The 10-color multiplex cartridge classifies the samples with the same performance as the singleplex PCR, for both signatures. Both peptides (QFT-Plus-TB1 tube from Qiagen) and full-length recombinant proteins (CEPHEID-IGRA tube from Lionex) can be used in the assays. Both short (3-4 h) and long (16-24 h) incubation can be used. There is a slight tendency that the MTB Infected vs. The not Infected signature performed slightly better at long incubation, while some ATB vs. LTBI signature markers performed better at the short incubation time. It is feasible to have 1 cartridge with 2 ADFs with different signature algorithms (for e.g., markers and/or coefficients/weighting) for short and for long incubation.

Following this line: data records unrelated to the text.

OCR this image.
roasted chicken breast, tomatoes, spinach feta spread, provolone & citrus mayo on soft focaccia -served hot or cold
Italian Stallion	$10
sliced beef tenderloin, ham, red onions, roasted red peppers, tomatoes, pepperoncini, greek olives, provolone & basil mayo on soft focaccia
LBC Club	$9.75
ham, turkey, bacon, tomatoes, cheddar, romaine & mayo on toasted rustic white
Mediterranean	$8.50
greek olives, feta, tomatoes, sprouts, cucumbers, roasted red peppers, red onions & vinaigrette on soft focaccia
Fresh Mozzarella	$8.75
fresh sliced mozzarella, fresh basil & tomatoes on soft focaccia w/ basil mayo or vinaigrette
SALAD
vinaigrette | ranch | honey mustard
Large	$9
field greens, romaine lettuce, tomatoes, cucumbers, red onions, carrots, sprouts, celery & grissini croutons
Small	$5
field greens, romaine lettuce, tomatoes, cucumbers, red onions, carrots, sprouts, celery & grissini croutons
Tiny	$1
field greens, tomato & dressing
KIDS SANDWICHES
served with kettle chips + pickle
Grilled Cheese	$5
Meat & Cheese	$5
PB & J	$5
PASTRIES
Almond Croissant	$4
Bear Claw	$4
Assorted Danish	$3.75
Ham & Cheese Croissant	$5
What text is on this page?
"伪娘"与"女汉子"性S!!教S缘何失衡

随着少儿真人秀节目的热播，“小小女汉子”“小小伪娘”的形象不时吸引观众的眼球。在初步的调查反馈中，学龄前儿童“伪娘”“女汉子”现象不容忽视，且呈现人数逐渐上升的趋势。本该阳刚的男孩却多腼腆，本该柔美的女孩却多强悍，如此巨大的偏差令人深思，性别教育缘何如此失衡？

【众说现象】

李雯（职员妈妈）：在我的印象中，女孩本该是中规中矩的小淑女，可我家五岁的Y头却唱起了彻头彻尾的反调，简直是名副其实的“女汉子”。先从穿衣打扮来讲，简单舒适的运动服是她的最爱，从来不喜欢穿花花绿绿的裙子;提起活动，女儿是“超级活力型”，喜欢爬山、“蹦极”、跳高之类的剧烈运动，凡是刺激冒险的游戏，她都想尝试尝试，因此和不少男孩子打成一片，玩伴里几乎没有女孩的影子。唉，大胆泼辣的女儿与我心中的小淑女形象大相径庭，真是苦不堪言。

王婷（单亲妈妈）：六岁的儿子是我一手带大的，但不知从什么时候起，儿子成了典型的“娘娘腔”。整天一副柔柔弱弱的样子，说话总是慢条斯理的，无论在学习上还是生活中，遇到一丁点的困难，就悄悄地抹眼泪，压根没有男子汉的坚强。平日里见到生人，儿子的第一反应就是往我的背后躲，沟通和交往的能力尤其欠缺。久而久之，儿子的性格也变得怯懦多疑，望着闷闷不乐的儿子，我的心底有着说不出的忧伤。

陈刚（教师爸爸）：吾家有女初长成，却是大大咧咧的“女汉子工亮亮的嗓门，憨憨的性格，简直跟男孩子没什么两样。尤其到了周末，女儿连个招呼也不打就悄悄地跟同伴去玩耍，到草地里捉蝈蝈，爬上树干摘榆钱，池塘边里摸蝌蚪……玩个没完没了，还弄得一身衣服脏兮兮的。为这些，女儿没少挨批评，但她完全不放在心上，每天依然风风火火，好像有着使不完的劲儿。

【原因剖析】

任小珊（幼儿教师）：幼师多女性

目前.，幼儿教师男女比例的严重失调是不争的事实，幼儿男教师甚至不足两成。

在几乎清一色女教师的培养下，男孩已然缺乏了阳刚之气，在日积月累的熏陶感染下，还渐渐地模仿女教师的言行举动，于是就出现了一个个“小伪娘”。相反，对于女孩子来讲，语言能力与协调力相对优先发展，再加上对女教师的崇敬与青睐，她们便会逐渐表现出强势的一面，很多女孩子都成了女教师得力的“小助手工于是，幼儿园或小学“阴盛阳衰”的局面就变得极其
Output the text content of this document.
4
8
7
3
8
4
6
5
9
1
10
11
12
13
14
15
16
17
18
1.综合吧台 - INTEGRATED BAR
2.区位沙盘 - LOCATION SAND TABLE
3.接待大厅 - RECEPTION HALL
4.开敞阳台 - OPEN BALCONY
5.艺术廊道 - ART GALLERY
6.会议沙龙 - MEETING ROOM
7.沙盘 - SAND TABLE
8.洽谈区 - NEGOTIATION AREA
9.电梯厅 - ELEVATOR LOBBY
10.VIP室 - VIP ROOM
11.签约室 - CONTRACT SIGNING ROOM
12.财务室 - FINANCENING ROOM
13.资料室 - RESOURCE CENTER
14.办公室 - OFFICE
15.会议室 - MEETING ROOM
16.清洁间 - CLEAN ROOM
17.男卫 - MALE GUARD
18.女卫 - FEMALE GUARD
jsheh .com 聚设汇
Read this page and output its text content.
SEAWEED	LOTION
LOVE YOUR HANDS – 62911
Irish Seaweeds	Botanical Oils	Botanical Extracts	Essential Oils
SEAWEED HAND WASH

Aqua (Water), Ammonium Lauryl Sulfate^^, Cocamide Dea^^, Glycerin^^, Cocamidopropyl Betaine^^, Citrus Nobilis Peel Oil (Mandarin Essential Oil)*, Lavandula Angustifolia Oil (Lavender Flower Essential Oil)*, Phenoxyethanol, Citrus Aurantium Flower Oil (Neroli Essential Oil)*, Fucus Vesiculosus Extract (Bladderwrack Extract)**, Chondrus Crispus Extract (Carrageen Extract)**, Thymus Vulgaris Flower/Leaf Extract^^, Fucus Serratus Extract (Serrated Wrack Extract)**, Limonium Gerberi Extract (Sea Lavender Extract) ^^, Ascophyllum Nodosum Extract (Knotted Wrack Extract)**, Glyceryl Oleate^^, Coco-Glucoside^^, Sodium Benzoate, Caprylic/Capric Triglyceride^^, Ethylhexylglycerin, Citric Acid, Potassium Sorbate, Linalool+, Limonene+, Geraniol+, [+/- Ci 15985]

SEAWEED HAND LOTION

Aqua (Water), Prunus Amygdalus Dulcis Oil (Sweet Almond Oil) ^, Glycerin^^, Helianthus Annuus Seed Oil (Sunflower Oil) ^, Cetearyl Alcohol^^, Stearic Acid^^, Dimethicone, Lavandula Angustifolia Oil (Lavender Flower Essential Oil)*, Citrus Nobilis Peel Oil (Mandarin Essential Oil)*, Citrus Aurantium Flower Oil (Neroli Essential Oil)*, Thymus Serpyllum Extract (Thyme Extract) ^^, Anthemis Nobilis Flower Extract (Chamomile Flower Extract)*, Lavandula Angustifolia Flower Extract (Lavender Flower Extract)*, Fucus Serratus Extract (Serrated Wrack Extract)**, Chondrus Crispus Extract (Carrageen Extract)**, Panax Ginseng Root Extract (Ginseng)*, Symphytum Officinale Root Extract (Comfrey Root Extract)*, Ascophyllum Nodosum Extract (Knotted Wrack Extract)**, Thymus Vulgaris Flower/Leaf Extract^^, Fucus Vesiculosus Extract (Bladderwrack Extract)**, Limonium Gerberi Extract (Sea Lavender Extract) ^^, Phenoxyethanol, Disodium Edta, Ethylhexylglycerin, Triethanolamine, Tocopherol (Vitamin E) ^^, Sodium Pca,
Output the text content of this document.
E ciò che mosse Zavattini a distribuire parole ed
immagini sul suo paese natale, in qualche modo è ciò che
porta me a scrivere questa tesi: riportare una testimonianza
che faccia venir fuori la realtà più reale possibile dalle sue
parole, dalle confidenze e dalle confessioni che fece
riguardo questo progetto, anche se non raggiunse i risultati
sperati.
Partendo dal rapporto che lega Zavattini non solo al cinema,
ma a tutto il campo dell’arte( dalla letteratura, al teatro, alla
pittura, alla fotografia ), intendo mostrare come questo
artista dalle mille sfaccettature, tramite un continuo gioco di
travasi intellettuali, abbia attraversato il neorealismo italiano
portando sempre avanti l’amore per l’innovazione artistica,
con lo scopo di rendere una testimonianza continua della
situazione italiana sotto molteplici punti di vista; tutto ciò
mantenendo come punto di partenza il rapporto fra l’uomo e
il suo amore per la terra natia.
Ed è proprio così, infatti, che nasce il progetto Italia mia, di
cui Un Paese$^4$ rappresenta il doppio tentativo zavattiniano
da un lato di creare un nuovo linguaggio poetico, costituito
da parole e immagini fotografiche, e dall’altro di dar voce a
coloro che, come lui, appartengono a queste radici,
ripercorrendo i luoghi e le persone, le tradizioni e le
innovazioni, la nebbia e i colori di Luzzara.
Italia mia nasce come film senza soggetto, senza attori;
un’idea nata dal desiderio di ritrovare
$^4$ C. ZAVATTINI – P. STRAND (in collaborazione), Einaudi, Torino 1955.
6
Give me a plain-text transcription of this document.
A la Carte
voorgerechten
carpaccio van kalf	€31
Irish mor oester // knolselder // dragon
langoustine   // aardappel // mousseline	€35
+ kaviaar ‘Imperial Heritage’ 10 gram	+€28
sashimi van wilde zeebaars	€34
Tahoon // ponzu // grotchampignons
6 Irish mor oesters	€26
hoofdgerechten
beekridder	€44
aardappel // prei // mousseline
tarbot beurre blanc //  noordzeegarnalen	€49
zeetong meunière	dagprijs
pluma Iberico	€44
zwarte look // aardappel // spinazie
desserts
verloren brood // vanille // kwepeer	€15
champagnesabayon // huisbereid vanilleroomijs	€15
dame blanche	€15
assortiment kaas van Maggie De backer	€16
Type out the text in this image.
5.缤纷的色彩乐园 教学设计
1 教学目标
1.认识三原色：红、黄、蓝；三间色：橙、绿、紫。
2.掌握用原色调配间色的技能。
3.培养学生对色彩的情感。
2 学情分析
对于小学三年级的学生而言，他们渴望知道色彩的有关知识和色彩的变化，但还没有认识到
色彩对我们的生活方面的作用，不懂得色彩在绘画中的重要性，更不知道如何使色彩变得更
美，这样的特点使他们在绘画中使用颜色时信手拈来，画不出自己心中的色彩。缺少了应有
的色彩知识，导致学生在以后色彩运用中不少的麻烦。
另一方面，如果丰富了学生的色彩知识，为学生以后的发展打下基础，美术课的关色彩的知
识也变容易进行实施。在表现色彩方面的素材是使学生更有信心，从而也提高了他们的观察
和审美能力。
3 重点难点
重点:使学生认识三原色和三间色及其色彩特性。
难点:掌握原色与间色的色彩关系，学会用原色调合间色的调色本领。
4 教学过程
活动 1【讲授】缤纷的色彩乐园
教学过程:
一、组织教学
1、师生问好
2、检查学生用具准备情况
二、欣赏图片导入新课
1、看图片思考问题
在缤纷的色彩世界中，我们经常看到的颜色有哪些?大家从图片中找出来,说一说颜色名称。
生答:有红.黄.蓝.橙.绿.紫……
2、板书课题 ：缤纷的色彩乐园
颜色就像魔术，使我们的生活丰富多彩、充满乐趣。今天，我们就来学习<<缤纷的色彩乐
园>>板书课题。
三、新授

All publications, patents, patent applications and other documents cited in this application are hereby incorporated by reference in their entireties for all purposes to the same extent as if each individual publication, patent, patent application or other document were individually indicated to be incorporated by reference for all purposes.

While various specific embodiments have been illustrated and described, it will be appreciated that changes can be made without departing from the spirit and scope of the invention(s).